Synthesising Full-Information Protocols
Dietmar Berwanger, Laurent Doyen, Thomas Soullard
TL;DR
This paper studies synthesis in games with imperfect information under a model of full-information protocols (FIP), where a single active player may receive the entire history from passive observers when communication occurs. It develops a two-stage approach: first a generic reduction from imperfect-information games to perfect-information games, and then a concrete rectangular-morphism construction tailored to FIP that yields a finite-state abstraction of the information structure. The authors prove decidability and analyze complexity: the synthesis problem for FIP with $n$ observers is $(n+1)$-EXPTIME-complete, and the problem is non-elementary in general due to the growth of information; they also establish a strict expressiveness hierarchy with more observers, and show two-tape automata can express indistinguishability relations beyond FIP. These results provide a principled method to solve distributed reactive-system synthesis problems under maximal-information communication, clarifying the trade-offs between communication, information, and computational complexity in hierarchical information settings.
Abstract
We lay out a model of games with imperfect information that features explicit communication actions, by which the entire observation history of a player is revealed to another player.
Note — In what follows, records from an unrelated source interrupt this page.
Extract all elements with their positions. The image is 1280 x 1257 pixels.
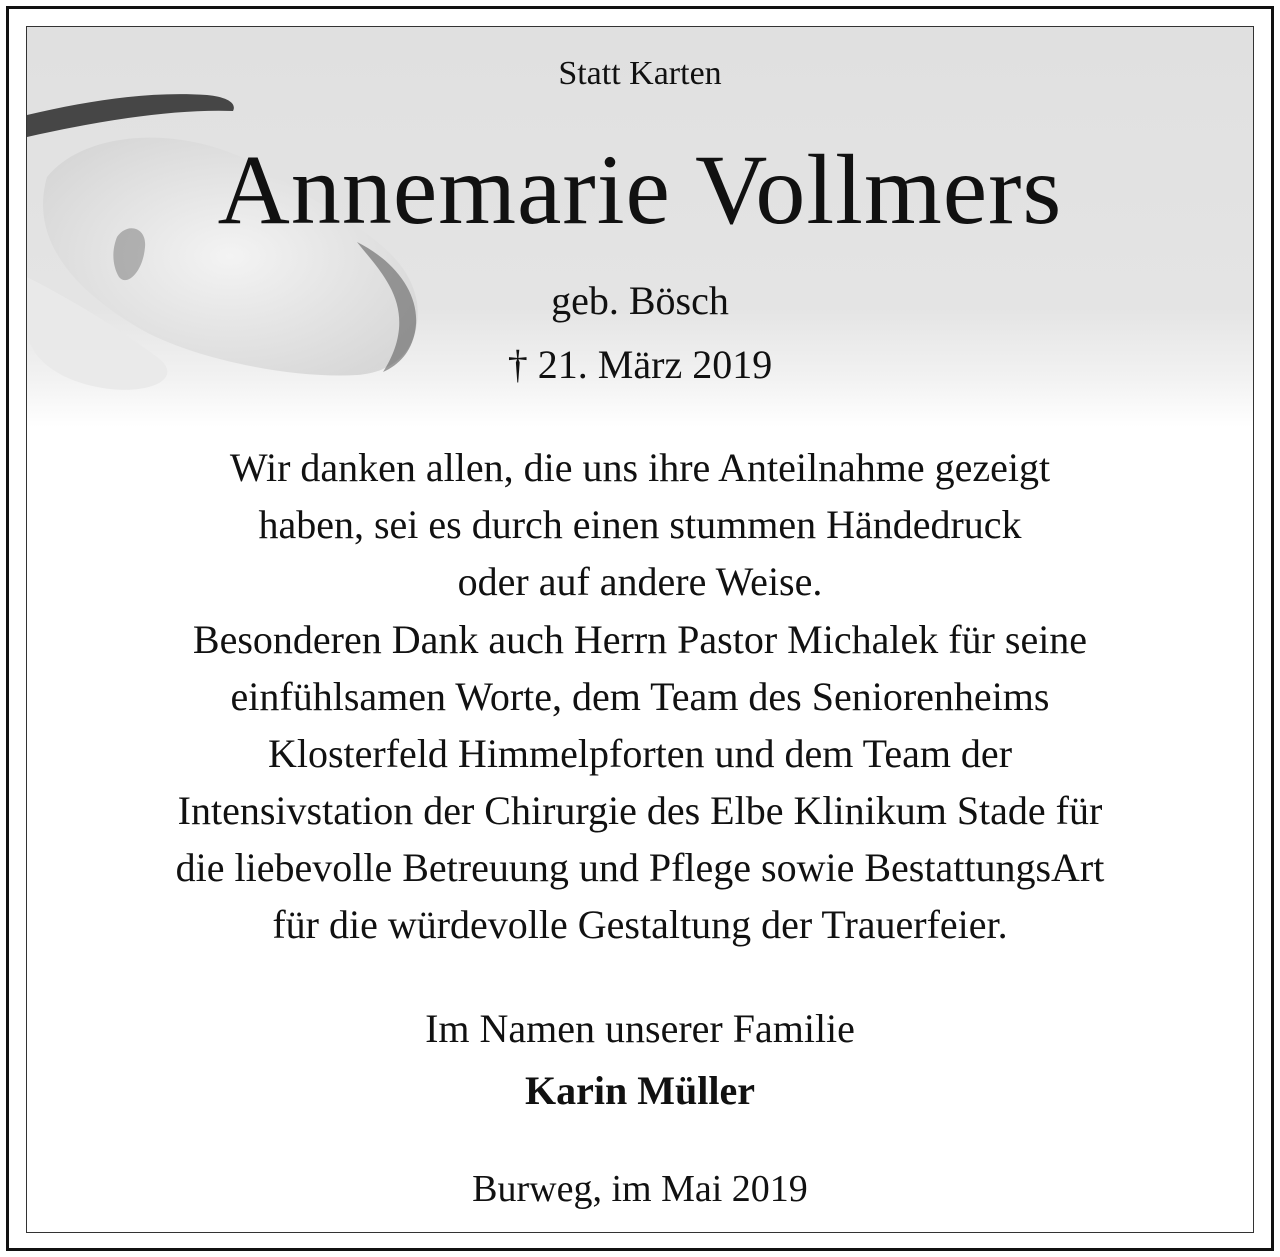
special-thanks-line: die liebevolle Betreuung und Pflege sowie BestattungsArt bbox=[175, 845, 1105, 890]
special-thanks-paragraph bbox=[27, 611, 1253, 953]
statt-karten-label: Statt Karten bbox=[558, 55, 722, 92]
obituary-notice bbox=[26, 26, 1254, 1233]
special-thanks-line: Intensivstation der Chirurgie des Elbe Klinikum Stade für bbox=[177, 788, 1103, 833]
special-thanks-line: für die würdevolle Gestaltung der Trauerfeier. bbox=[272, 902, 1008, 947]
place-date: Burweg, im Mai 2019 bbox=[472, 1168, 808, 1210]
thanks-line: oder auf andere Weise. bbox=[457, 559, 823, 604]
thanks-line: Wir danken allen, die uns ihre Anteilnahme gezeigt bbox=[229, 445, 1051, 490]
birth-name: geb. Bösch bbox=[551, 278, 729, 323]
signer-name: Karin Müller bbox=[525, 1068, 755, 1113]
thanks-paragraph bbox=[27, 439, 1253, 610]
thanks-line: haben, sei es durch einen stummen Händedruck bbox=[258, 502, 1022, 547]
deceased-name: Annemarie Vollmers bbox=[217, 134, 1063, 245]
special-thanks-line: Klosterfeld Himmelpforten und dem Team der bbox=[267, 731, 1013, 776]
death-date: † 21. März 2019 bbox=[507, 342, 773, 387]
family-line: Im Namen unserer Familie bbox=[425, 1006, 855, 1051]
special-thanks-line: einfühlsamen Worte, dem Team des Seniorenheims bbox=[230, 674, 1050, 719]
special-thanks-line: Besonderen Dank auch Herrn Pastor Michalek für seine bbox=[192, 617, 1088, 662]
Such full-information protocols are common in asynchronous distributed systems; here, we consider a synchronous setting with a single active player who may communicate with multiple passive observers in an indeterminate environment. We present a procedure for solving the basic strategy-synthesis problem under regular winning conditions. We present our solution in an abstract framework of games with imperfect information and we split the proof in two conceptual parts: (i) a generic reduction schema from imperfect-information to perfect-information games, and (ii) a specific construction for full-information protocols that satisfies the requirement of the reduction schema. Furthermore we show that the number of passive observers induces a strict hierarchy, both in terms of expressiveness and complexity: with n observers, a full-information protocol can express indistinguishability relations (defining imperfect information for the player in the protocol) that are not expressible with n-1 observers, and the strategy-synthesis problem is (n+1)-EXPTIME-complete.